DENVER, CO– The House today advanced legislation sponsored by Representatives Mike Weissman and Jennifer Bacon that would automatically seal records for low level offenses while preserving public access to records when necessary and in the public interest.

“Punishment for an offense should end when the sentence does, but for many who have come into contact with our criminal justice system, court records can block access to housing or employment for a lifetime,” said Rep. Mike Weissman, D-Aurora. “Without automatic record sealing, it can be expensive and often extremely difficult for Coloradans to truly have a second chance after they have served their sentence for a low level offense. This bill preserves access to criminal records when it is in the public interest to do so while allowing Coloradans the opportunity to fully return to life outside of our criminal justice system.”

“In our system, just having an arrest record even if you were never charged keeps you from opportunities. Automatic record sealing is one of the most obvious tools we have to ensure that Coloradans have a real opportunity to successfully reenter society and thrive after leaving the criminal justice system,” said Rep. Jennifer Bacon, D-Denver. “The evidence is clear: clean slate laws like this help people access education, housing and employment, and reduce recidivism. For the Black and Brown Coloradans who have faced disproportionate impacts from our unjust criminal legal system, automatic record sealing is a necessary step to curb the systemic racism that often blocks pathways to success.”

Two years ago the legislature passed HB19-1275, a bill that created a process for people convicted of low level offenses to petition the court to have their record sealed, by a vote of 91-6 across both chambers. Under HB21-1214, certain records for low-level drug offenses would be automatically sealed. The bill does not change the non-drug offenses eligible to be considered by a court for discretionary sealing and would still not apply to violent offenses, child abuse, or driving under the influence, among other exceptions in current law. It requires waiting periods of up to ten years depending on the offenses being considered by a court for sealing.

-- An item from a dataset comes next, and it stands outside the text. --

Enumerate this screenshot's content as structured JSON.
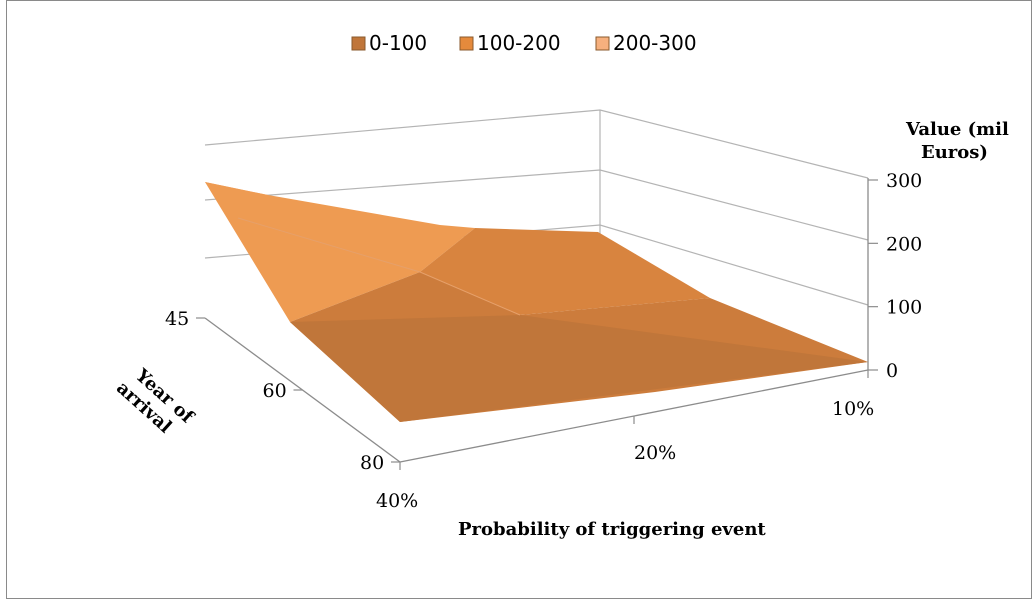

With the exception of a life sentence, punishment in our criminal legal system is meant to be finite–meaning it ends. However, a criminal record follows a defendant for the rest of their lives, often impacting opportunities for housing or employment, even for minor offenses. Criminal records make it harder for people to re-integrate into their communities and create barriers to secure housing and employment. When record sealing is based on a petition system, the burden falls on the individual to be aware of their eligibility and to navigate a time-consuming and costly process to secure relief. Nearly half of Black men and almost 40 percent of white males are arrested by the time they are 23 years old.

The bill, which is supported by the ACLU and Americans for Prosperity, shifts the onus of responsibility onto the system while still allowing records to be easily unsealed if there is an intervening factor, for example if the person who committed the offense is running for public office. Furthermore, comprehensive arrest data is collected under SB20-217 regarding the race, ethnicity and gender of every person arrested in Colorado in order to reveal patterns of discriminatory law enforcement practices.